At some stage soon I may also want to add fbsd to this list. it uses a completely different boot loader from memory, and would I be able to add this to lilo, or would i have to add the others to the fbsd bootloader?
As to the networking, well I'm about to get adsl and I've never been able to get linux connected to the internet on my dialup modem, not even through vmware with NAT, or been able to configure it for host only networking. To connect this box to my parents, do i just need a crossover cable to connect them? (both have onboard ethernet). also they're running XP home, is there generally any issues connecting both? I'll simply be using a normal adsl modem, or would it be advisable to get a router?

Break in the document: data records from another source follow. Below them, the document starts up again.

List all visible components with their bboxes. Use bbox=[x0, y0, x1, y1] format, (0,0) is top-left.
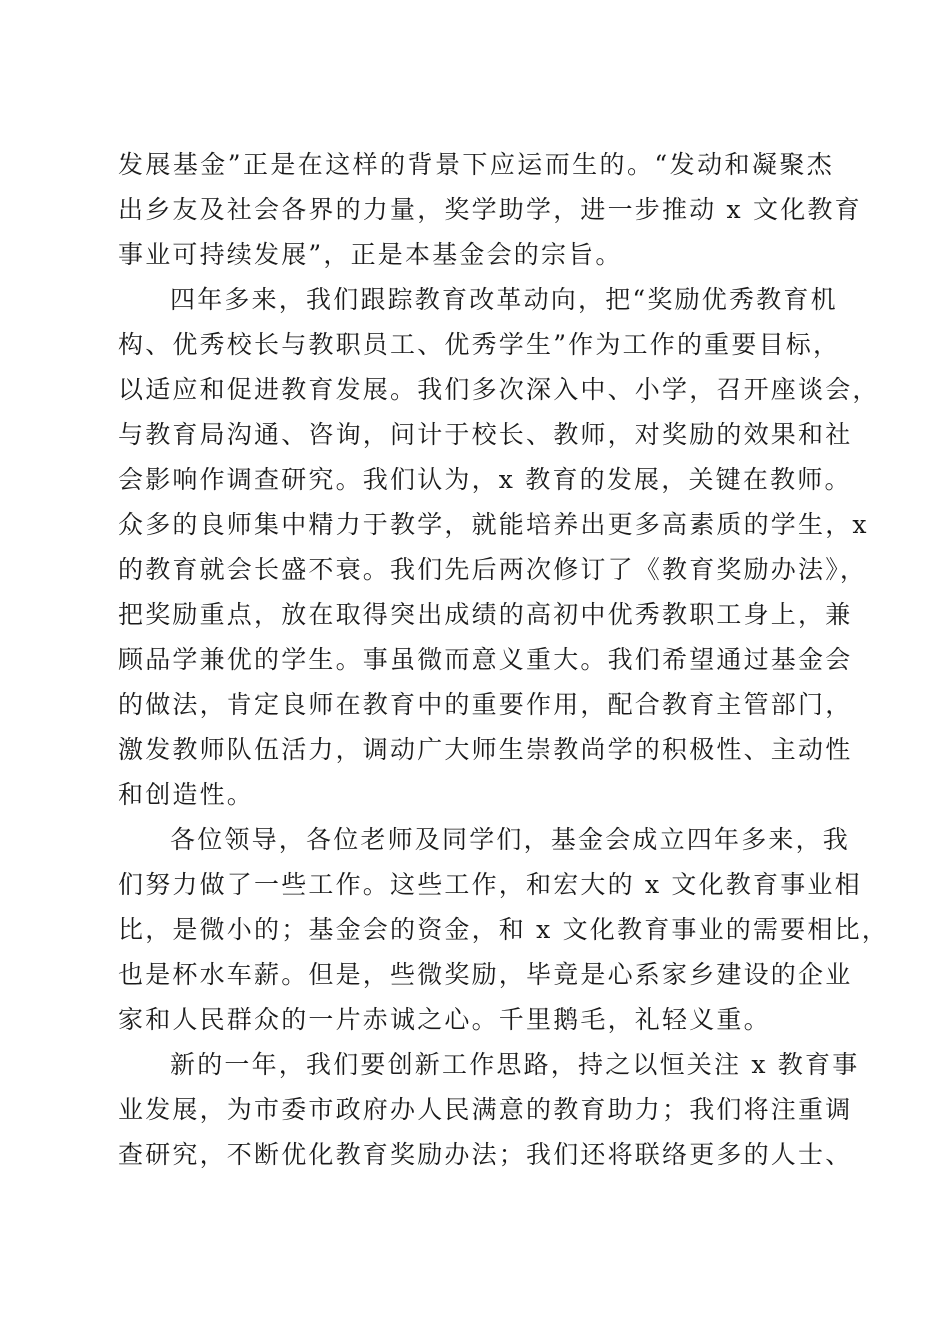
text-line: 事业可持续发展”，正是本基金会的宗旨。 bbox=[118, 240, 623, 269]
text-line: 的做法，肯定良师在教育中的重要作用，配合教育主管部门， bbox=[118, 690, 853, 719]
paragraph bbox=[118, 277, 880, 817]
text-line: 出乡友及社会各界的力量，奖学助学，进一步推动 x 文化教育 bbox=[118, 195, 862, 224]
text-line: 和创造性。 bbox=[118, 780, 255, 809]
paragraph bbox=[118, 817, 889, 1042]
text-line: 众多的良师集中精力于教学，就能培养出更多高素质的学生，x bbox=[118, 510, 869, 539]
text-line: 四年多来，我们跟踪教育改革动向，把“奖励优秀教育机 bbox=[170, 285, 838, 314]
text-line: 各位领导，各位老师及同学们，基金会成立四年多来，我 bbox=[170, 825, 851, 854]
text-line: 发展基金”正是在这样的背景下应运而生的。“发动和凝聚杰 bbox=[118, 150, 834, 179]
text-line: 比，是微小的；基金会的资金，和 x 文化教育事业的需要相比， bbox=[118, 915, 889, 944]
paragraph bbox=[118, 142, 862, 277]
document-body bbox=[118, 142, 889, 1177]
text-line: 以适应和促进教育发展。我们多次深入中、小学，召开座谈会， bbox=[118, 375, 880, 404]
text-line: 也是杯水车薪。但是，些微奖励，毕竟是心系家乡建设的企业 bbox=[118, 960, 853, 989]
text-line: 顾品学兼优的学生。事虽微而意义重大。我们希望通过基金会 bbox=[118, 645, 853, 674]
text-line: 激发教师队伍活力，调动广大师生崇教尚学的积极性、主动性 bbox=[118, 735, 853, 764]
text-line: 会影响作调查研究。我们认为，x 教育的发展，关键在教师。 bbox=[118, 465, 852, 494]
text-line: 业发展，为市委市政府办人民满意的教育助力；我们将注重调 bbox=[118, 1095, 853, 1124]
text-line: 家和人民群众的一片赤诚之心。千里鹅毛，礼轻义重。 bbox=[118, 1005, 771, 1034]
text-line: 们努力做了一些工作。这些工作，和宏大的 x 文化教育事业相 bbox=[118, 870, 862, 899]
paragraph bbox=[118, 1042, 860, 1177]
text-line: 与教育局沟通、咨询，问计于校长、教师，对奖励的效果和社 bbox=[118, 420, 853, 449]
text-line: 的教育就会长盛不衰。我们先后两次修订了《教育奖励办法》， bbox=[118, 555, 868, 584]
text-line: 查研究，不断优化教育奖励办法；我们还将联络更多的人士、 bbox=[118, 1140, 853, 1169]
text-line: 构、优秀校长与教职员工、优秀学生”作为工作的重要目标， bbox=[118, 330, 841, 359]
text-line: 把奖励重点，放在取得突出成绩的高初中优秀教职工身上，兼 bbox=[118, 600, 853, 629]
text-line: 新的一年，我们要创新工作思路，持之以恒关注 x 教育事 bbox=[170, 1050, 860, 1079]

I think that's it for now, so if anyone could offer advice it would be most appreciated.
over the last few years grub has become the bootloader of choice, and i'd recommend you went with the flow, especially for what you want to do. Grub might look a little unweidly but in reality it's configuration makes a lot more sense. you would probably want to keep a single /boot partition for ALL distro's you use, /dev/hda1 for example. this singlae partition (which i'd make bigger than average, 200mb for example) will then be able to hold all kernels for all distros as long as they are suitably named. this partition then also holds one single grub.conf file which the mbr based grub uses to boot. this is really flexible and doing this under lilo would really suck, as using lilo when you commit a change you need to run the lilo command under a given distro, whilst all kernel images are accessible on the current filesystem, and making changes on the fly is nigh on impossible. compare this to grubs high flexbility (at the slight slight cost of readability) and superior rescue environments, and it's a simple decision really. grub can boot bsd no problem too, it is probably preferable to chainload into the bsd bootloader via grub (i.e. install bsd's bootloader in it's partition not the MBR) but it'll be simple either way.
Also if you are installing a number of distro's i'd VERY strongly recommend using LVM instead of static partitions. this way you only need to create a single lvm partition for each distro (or even one single lvm for all distro's together) rather than having a really messy base partition table that would make maniplating partitions very cumbersome and difficult, if possible at all.
for networking, it's always posible to get things going without a router, but it's not fun all the time. using a real adsl route provides each node on the network with a totally bog standard ethernet connection with dhcp, dns etc... it's just so so simple it's unreal, and so preferable to almost anythign else really. you certainly could use a crossover cable to XP with them doing ICS, but.. bleurgh, get a router!